PON1 (paraoxonase 1) is also a major anti-atherosclerotic component of high-density lipoprotein (HDL). The PON1 gene is activated by PPAR-γ, which increases synthesis and release of paraoxonase 1 enzyme from the liver, reducing atherosclerosis.

PON1 is a highly promiscuous enzyme capable of hydrolysing a wide variety of substrates, such as lactones, including thiolactones and pharmaceutical agents such as statins. PON1 substrates also include glucuronide drugs, arylesters, cyclic carbonates, organophosphorus pesticides and nerve gases such as sarin, soman and VX, oestrogen esters and lipid peroxides (oxidized lipids). Oxidized polyunsaturated fatty acids (notably in oxidized low-density lipoprotein) form lactone-like structures that are PON substrates.

== Genetics ==
PON1 in humans is encoded by the PON1 gene, which is located on the long arm of chromosome 7. PON1 activity can vary by over 40 fold between individuals. The biggest effect on PON1 activity levels is through PON1 genetic polymorphisms. Many nutritional, life-style and pharmaceutical modulators of PON1 are also known.
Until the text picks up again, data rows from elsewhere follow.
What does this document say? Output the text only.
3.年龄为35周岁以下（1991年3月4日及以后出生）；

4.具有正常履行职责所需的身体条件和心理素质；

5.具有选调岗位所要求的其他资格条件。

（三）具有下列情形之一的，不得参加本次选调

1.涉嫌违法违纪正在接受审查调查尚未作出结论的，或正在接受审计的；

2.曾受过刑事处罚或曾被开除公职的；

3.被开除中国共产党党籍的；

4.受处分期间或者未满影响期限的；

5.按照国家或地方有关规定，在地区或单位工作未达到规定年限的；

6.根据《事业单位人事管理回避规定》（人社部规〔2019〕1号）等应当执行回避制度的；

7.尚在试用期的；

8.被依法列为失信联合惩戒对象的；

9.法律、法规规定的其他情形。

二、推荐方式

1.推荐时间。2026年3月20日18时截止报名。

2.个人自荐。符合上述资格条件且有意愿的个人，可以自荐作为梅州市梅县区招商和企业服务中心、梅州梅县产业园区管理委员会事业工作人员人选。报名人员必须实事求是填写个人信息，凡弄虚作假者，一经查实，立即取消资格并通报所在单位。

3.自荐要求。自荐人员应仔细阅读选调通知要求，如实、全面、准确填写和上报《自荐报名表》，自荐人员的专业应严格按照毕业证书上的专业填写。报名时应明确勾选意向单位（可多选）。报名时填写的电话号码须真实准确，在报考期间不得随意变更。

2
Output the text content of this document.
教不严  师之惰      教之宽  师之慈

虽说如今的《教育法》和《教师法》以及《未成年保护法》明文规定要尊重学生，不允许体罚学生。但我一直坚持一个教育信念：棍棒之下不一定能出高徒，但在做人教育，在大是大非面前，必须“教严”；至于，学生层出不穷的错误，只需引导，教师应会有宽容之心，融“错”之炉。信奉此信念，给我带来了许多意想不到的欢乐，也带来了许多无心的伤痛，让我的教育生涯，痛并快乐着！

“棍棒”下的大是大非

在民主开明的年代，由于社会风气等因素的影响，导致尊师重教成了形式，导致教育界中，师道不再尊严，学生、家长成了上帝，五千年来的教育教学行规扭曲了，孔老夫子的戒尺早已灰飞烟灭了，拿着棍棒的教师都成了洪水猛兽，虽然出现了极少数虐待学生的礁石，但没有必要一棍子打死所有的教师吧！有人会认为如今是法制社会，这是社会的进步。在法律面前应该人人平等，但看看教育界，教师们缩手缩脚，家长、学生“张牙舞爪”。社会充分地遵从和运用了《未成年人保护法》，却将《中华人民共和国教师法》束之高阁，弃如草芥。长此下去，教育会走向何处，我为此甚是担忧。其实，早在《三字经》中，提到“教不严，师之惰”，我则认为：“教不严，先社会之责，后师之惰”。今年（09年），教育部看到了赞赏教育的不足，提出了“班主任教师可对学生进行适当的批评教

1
The coding region PON1-Q192R polymorphism determines a substrate dependent effect on activity. Many organophosphates used in pesticides, such as paraoxon, are hydrolysed faster by the PON1-R allozyme. Other substrates such as diazoxon, lipid-peroxides and sarin are hydrolysed more rapidly by the PON1-Q allozyme.

Both the coding region PON1-L55M and the promoter region PON1-T-108C polymorphisms are associated with different serum concentrations and therefore activities. The 55L allele results in significantly higher PON1 mRNA and serum protein levels and therefore activity compared to the 55M allele. The -108C allele has greater promoter activity than the -108T allele which results in different serum activities.

The distribution of the PON1 polymorphisms varies with ethnicity. The frequency of the PON1-192R allele increases the further from Europe a population originates, the frequency in Caucasians of 15-30% increases to 70-90% in Far Eastern Oriental and Sub-Saharan African populations. In the southern US, African-Americans are five times more likely to be RR than Caucasians. In contrast, the PON1-55M allele is much less frequent in Oriental and black African populations compared to Caucasians and are extremely rare or absent in some populations e.g. Thais. These ethnic differences in SNP distribution can lead to large activity differences between populations.

== Clinical significance ==

PON1 was first discovered through its ability to hydrolyse and therefore detoxify organophosphorus compounds which are widely used as pesticides and nerve gases. PON1 protects humans from the acute and chronic harmful effects of these compounds. Low PON1 activity found in children may increase their susceptibility to organophosphates. Because PON1-Q is more protective against sarin than PON1-R, the PON1-R allele and low PON1-Q activity levels are associated with Gulf War Illness.

The greatest research interest has been the role of PON1 in atherosclerosis, where, because of its ability to remove harmful oxidised-lipids, PON1 protects against the development of atherosclerosis.

PON1 also protects against bacterial infection by destroying the bacterial signalling molecules that cause gram negative bacteria to invade human tissue and form colonies, thus PON1 contributes to the bodies innate immunity.

Recently it has been suggested that PON1 has a role in healthy aging, however, the mechanism is currently unknown.

PON1 activity is low in infants compared to adults. A study of Mexican-American children showed that PON1 activity increased 3.5 times between birth and age seven.

An association between PON1 gene polymorphism and susceptibility to Parkinson's disease was not found in a Chinese population.